CINCINNATI -- Traditionally, Major League Baseball's All-Star festivities do not just celebrate the stars of today's game. They also present a perfect time to shine the spotlight back on the legends and characters from yesteryear, especially those who once played for the host team.
Assuming that will be the case next year, baseball fans are in for some fun. The Reds, baseball's oldest franchise, have housed some of the most decorated players in the game's history. Every decade sprouted stars remembered fondly to this day; some for their career-long heroics, others for isolated moments that added to the franchise's long-standing winning tradition.
The Reds' rich history is one of their most endearing qualities, and it has been captured classically and tastefully on the 2015 All-Star logo, revealed Wednesday morning at Great American Ball Park, where the game will be played on July 14.
The logo was presented by Reds president and CEO Bob Castellini, MLB executive vice president of business Tim Brosnan, Cincinnati mayor John Cranley and Hamilton County Board of Commissioners Chris Monzel and Todd Portune, as well as president of baseball operations and general manager Walt Jocketty, manager Bryan Price and third baseman Todd Frazier.
"The organization, from the original baseball club to the Big Red Machine to the 1990 World Series champions to the Reds' current roster, which has eight players who [have] participated in the All-Star Game -- it's just a really enormously rich baseball tradition," Brosnan said. "For us at Major League Baseball, to come and have that fertile ground to put this showcase on, it's a remarkable opportunity. We will have Reds fans all over the world celebrate that great tradition."
The primary logo in the center of the illustration depicts the handlebar mustache and old-style square cap worn by the Reds' most traditional mascot, Mr. Redlegs. His perfectly round head sits on top of the Reds' classic oval-shaped "C."
The crossed bats represent a traditional baseball design, while the addition of deep red creates dimension to the Reds' colors of red and black.
The logo unveiling was a symbolic event designed to jump-start anticipation for the 86th All-Star Game, the first to be played in the Queen City since 1988. Although All-Star Week is still 11 months away, planning for the event began about a year and a half ago, right around the time the Reds were awarded the game.

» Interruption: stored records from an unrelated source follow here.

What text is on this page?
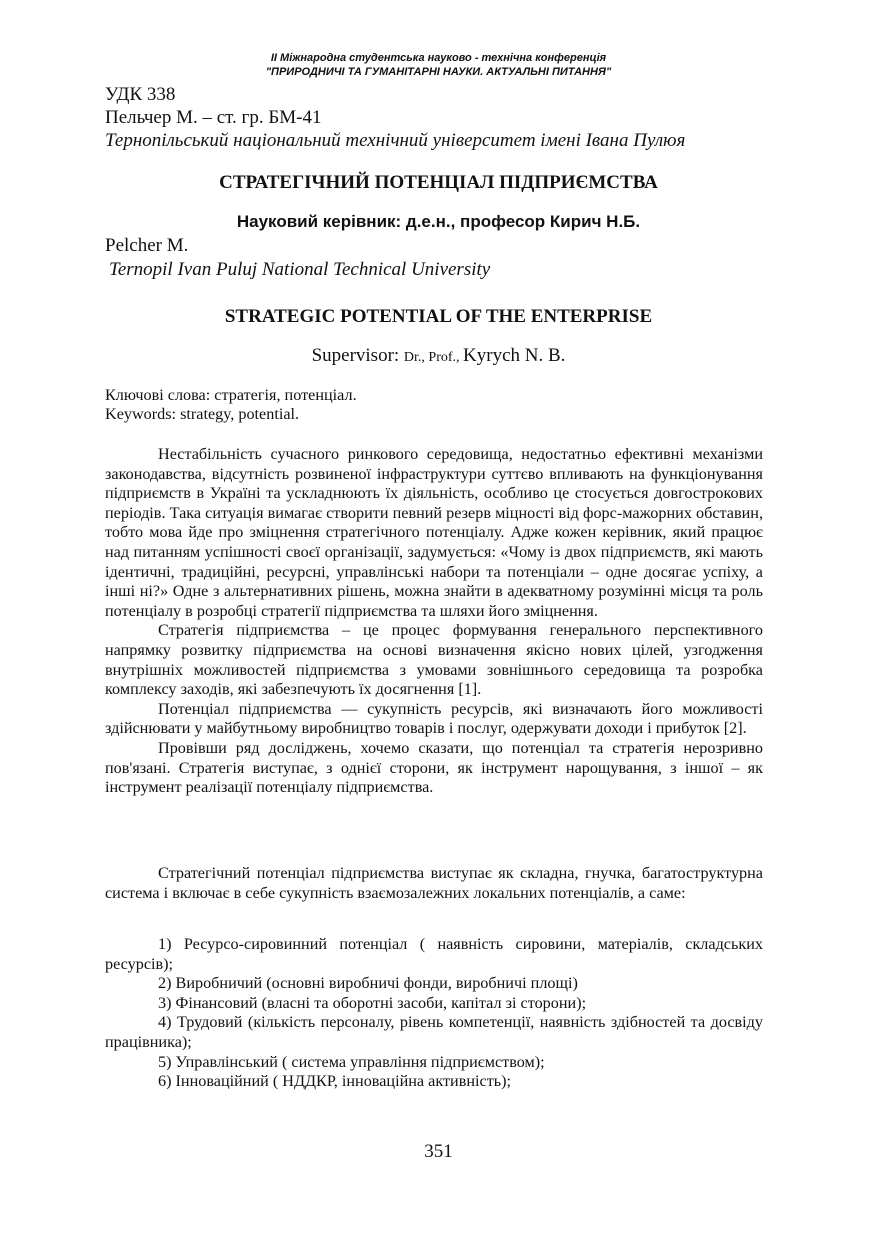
II Міжнародна студентська науково - технічна конференція
"ПРИРОДНИЧІ ТА ГУМАНІТАРНІ НАУКИ. АКТУАЛЬНІ ПИТАННЯ"
УДК 338
Пельчер М. – ст. гр. БМ-41
Тернопільський національний технічний університет імені Івана Пулюя
СТРАТЕГІЧНИЙ ПОТЕНЦІАЛ ПІДПРИЄМСТВА
Науковий керівник: д.е.н., професор Кирич Н.Б.
Pelcher M.
Ternopil Ivan Puluj National Technical University
STRATEGIC POTENTIAL OF THE ENTERPRISE
Supervisor: Dr., Prof., Kyrych N. B.
Ключові слова: стратегія, потенціал.
Keywords: strategy, potential.

Нестабільність сучасного ринкового середовища, недостатньо ефективні механізми законодавства, відсутність розвиненої інфраструктури суттєво впливають на функціонування підприємств в Україні та ускладнюють їх діяльність, особливо це стосується довгострокових періодів. Така ситуація вимагає створити певний резерв міцності від форс-мажорних обставин, тобто мова йде про зміцнення стратегічного потенціалу. Адже кожен керівник, який працює над питанням успішності своєї організації, задумується: «Чому із двох підприємств, які мають ідентичні, традиційні, ресурсні, управлінські набори та потенціали – одне досягає успіху, а інші ні?» Одне з альтернативних рішень, можна знайти в адекватному розумінні місця та роль потенціалу в розробці стратегії підприємства та шляхи його зміцнення.

Стратегія підприємства – це процес формування генерального перспективного напрямку розвитку підприємства на основі визначення якісно нових цілей, узгодження внутрішніх можливостей підприємства з умовами зовнішнього середовища та розробка комплексу заходів, які забезпечують їх досягнення [1].

Потенціал підприємства — сукупність ресурсів, які визначають його можливості здійснювати у майбутньому виробництво товарів і послуг, одержувати доходи і прибуток [2].

Провівши ряд досліджень, хочемо сказати, що потенціал та стратегія нерозривно пов'язані. Стратегія виступає, з однієї сторони, як інструмент нарощування, з іншої – як інструмент реалізації потенціалу підприємства.

Стратегічний потенціал підприємства виступає як складна, гнучка, багатоструктурна система і включає в себе сукупність взаємозалежних локальних потенціалів, а саме:

1) Ресурсо-сировинний потенціал ( наявність сировини, матеріалів, складських ресурсів);

2) Виробничий (основні виробничі фонди, виробничі площі)

3) Фінансовий (власні та оборотні засоби, капітал зі сторони);

4) Трудовий (кількість персоналу, рівень компетенції, наявність здібностей та досвіду працівника);

5) Управлінський ( система управління підприємством);

6) Інноваційний ( НДДКР, інноваційна активність);

351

"We're very proud," Castellini said. "Not only are we setting out not to disappoint, but we want to exceed expectations. I know we will, with our staff and the MLB folks who are professionals at this. This is a gem event. It will be over the top, I guarantee it."
Things have changed since the Reds most recently hosted the All-Star Game 26 years ago, when they played at Riverfront Stadium. Whereas in the old days teams were awarded the privilege to host based on somewhat of a rotating basis, in more modern times[,] clubs are often given All-Star Game hosting duties after they open a new ballpark.
GABP has been around since 2003, but it's never looked better. Castellini and his investor group that purchased the club in '06 gave the downtown ballpark a refreshing facelift, adding more attractions on the concourses, and a riverboat-styled deck was installed over the batters' eye in center field. Before next season, there will be more cosmetic improvements and full renovations of some of the lower-level concession stands and a redone Riverfront Club.
"You see the renovations they're making," Frazier said. "And you can see during the regular games that it's a packed house, especially on the weekends. It's going to be really cool once it's set in stone. The excitement in this town is already building."
The area around the ballpark has also boomed in recent years. The Banks District just outside of GABP boasts an impressive alley of bars and restaurants, in addition to the Smale Riverfront Park, which will be completed soon.
Up the road, a redesigned and more vibrant Fountain Square has given the downtown area a more festive flavor, as has a redeveloped and eclectic Over-The-Rhine neighborhood.
Officials estimate the All-Star Game will inject approximately $80 million to $90 million into the city's economy.
"With the development in town in the Riverfront Park and Banks, it'll be a better event because of what the city's done in the last couple of years, as well as improvements we've made to the ballpark," said Reds chief operating officer Phil Castellini. "It's really all come together.
"It's the national and global spotlight that will be in town that's just really exciting. Over the history of the city, there's a lot of things Cincinnati's famous for, baseball being one of them. We just look forward to making that shine in 2015."
Cincinnati will be just the sixth city to host five or more All-Star Games. Great American Ball Park will be the city's third venue to host the festivities. Crosley Field staged the 1938 and '53 All-Star Games, while Riverfront Stadium was the venue for the Midsummer Classics of '70 and '88.
Bob Castellini, who was born three years after the first one in 1938, vividly remembers attending the other three. He looks forward to adding a fourth one to his memory bank and celebrating one of Cincinnati's most endearing qualities: an appreciation of tradition.
"This has been a baseball town for generations," Bob Castellini said. "It's extremely generational here in Cincinnati. Kids leave, go to other cities, take jobs elsewhere. When they call home, the first thing they ask their parents, 'How are the Reds doing?'"
Next July, as the baseball world descends up on the Queen City, the answer will be crystal clear.